When one military child noticed that the medical personnel at her family’s clinic were low on face masks themselves, she decided she wanted to do something about it. Using money she had saved for a summer vacation that was cancelled because of the pandemic, 8-year-old Kaylee Pineda bought some material, hopped on her trusty Cricut cutting machine, and with some help from her mother began making face masks.

Kaylee’s brother has special needs and the family often spends a lot of time at appointments and hospitals with him, so taking care of those on the front lines felt natural and right to them, said Kaylee’s mother, Nancy Martinez. Kaylee wanted to do something to help nurses stay safe the way they keep her brother safe.

Now that soldiers on Fort Hood are required to wear a face mask when they are unable to keep proper social distancing measures, Kaylee’s father’s 3rd Cavalry Regiment unit was in need of masks for day-to-day use. Without skipping a beat — and with more material donated by her dad, mom and a few others — the enterprising young lady got right to work and “Kaylee’s Masks” was in business.

The mother-daughter team is making between 40 and 50 masks a day, Martinez said. Since the last week of March, they have made and donated more than 800 masks and have more than 1,500 requests for more.

“I like making a difference. Mom and I work together — she makes one part, and I make the others,” Kaylee said. “I want to say thank you to everyone who is still working out there. They are the real heroes.”

All of the masks they make they donate, and so far have donated to Carl R. Darnall Army Medical Center, the dental clinic on post, the Veterans Affairs Hospital in Temple, McLane Children’s Hospital and the Ronald McDonald House in Temple.

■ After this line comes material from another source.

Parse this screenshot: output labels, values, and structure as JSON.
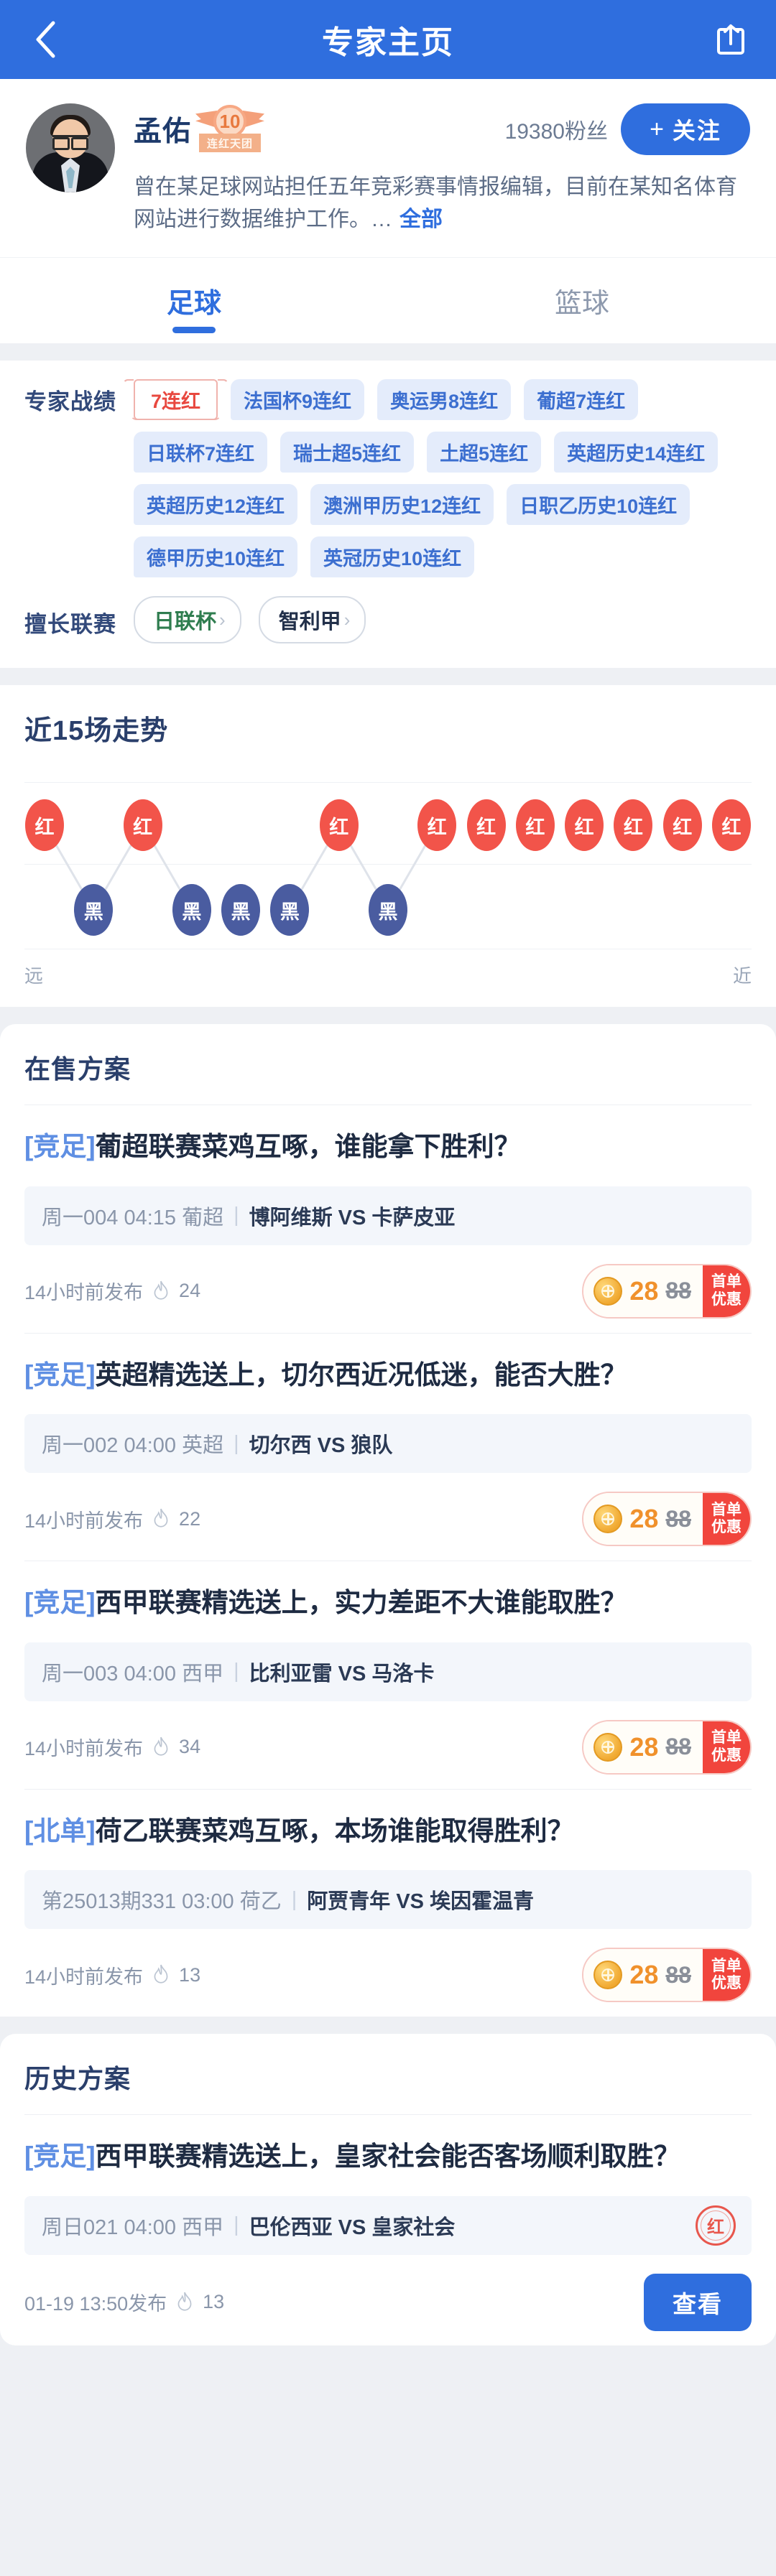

They have also donated to Mineral Wells’ Police, Fire Department and 911 dispatchers, the Tarrant County Sheriff’s department, Central Texas Correctional Facility, therapists at Kidz Therapeze in Killeen, a hospital in Chicago, pharmacists in Colorado, soldiers across the country, recruiting stations, nursing homes in Mineral Wells and even to soldiers stationed in Kuwait and Germany.

“It’s really nice to be able to help out others during a time of crisis,” Martinez said. “I’m absolutely proud of her that she’s thinking of the safety and well-being of others.”

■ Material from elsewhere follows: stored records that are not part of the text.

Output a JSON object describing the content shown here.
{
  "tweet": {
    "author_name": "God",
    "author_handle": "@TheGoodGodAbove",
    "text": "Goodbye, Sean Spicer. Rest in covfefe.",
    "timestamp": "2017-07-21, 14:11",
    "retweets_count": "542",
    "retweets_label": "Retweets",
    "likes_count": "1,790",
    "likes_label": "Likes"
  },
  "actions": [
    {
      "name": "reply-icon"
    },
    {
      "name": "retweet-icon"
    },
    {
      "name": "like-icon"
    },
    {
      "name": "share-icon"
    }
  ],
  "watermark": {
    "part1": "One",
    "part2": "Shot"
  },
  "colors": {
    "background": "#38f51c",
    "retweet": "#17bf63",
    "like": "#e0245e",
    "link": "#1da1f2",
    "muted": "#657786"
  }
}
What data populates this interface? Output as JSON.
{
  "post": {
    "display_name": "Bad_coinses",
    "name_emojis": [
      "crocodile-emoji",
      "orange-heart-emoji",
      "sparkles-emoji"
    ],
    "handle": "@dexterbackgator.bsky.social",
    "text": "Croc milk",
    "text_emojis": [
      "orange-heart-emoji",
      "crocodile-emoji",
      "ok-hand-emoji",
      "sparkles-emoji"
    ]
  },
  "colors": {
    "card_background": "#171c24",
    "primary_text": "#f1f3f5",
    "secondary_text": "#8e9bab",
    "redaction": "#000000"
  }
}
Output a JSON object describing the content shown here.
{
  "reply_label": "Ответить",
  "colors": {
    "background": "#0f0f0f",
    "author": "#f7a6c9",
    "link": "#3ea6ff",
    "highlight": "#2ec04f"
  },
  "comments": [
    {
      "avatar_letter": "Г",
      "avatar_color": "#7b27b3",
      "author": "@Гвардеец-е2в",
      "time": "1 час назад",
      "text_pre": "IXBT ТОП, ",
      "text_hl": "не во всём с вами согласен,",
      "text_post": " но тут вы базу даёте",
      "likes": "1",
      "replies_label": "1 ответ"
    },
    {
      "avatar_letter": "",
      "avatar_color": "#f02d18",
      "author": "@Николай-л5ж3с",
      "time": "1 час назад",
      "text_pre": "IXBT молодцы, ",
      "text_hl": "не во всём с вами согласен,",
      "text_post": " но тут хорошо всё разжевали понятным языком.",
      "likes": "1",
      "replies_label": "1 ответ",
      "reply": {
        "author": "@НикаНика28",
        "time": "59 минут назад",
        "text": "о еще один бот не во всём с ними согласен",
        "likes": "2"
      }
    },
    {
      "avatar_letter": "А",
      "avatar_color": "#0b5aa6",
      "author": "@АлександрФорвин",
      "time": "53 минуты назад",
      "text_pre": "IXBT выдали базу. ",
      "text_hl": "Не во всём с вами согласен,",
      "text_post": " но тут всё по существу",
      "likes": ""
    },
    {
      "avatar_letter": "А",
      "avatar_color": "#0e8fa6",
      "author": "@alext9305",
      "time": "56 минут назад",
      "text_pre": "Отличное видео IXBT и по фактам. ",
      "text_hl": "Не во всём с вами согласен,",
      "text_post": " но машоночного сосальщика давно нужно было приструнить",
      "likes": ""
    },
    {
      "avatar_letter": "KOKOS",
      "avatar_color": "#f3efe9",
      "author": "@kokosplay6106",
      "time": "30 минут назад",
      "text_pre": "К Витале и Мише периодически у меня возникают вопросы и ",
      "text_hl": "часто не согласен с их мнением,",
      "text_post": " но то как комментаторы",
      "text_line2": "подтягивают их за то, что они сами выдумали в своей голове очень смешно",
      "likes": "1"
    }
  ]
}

“I like making a difference,” Kaylee said. “Mom and I work together. She makes one part, and I make the others.”

The face masks have become so popular, Kaylee and her mom had to put a form online to keep up. Those interested in getting a mask, or who would like to make a donation, can go to Kaylee’s Facebook page, facebook.com/KayleesMasks.

With such a high demand for face masks, Kaylee said anyone able to make masks should do it, especially since so many essential workers still need one.

“Making masks is easy — anyone can do it and help,” she said. “We’re Texas strong.”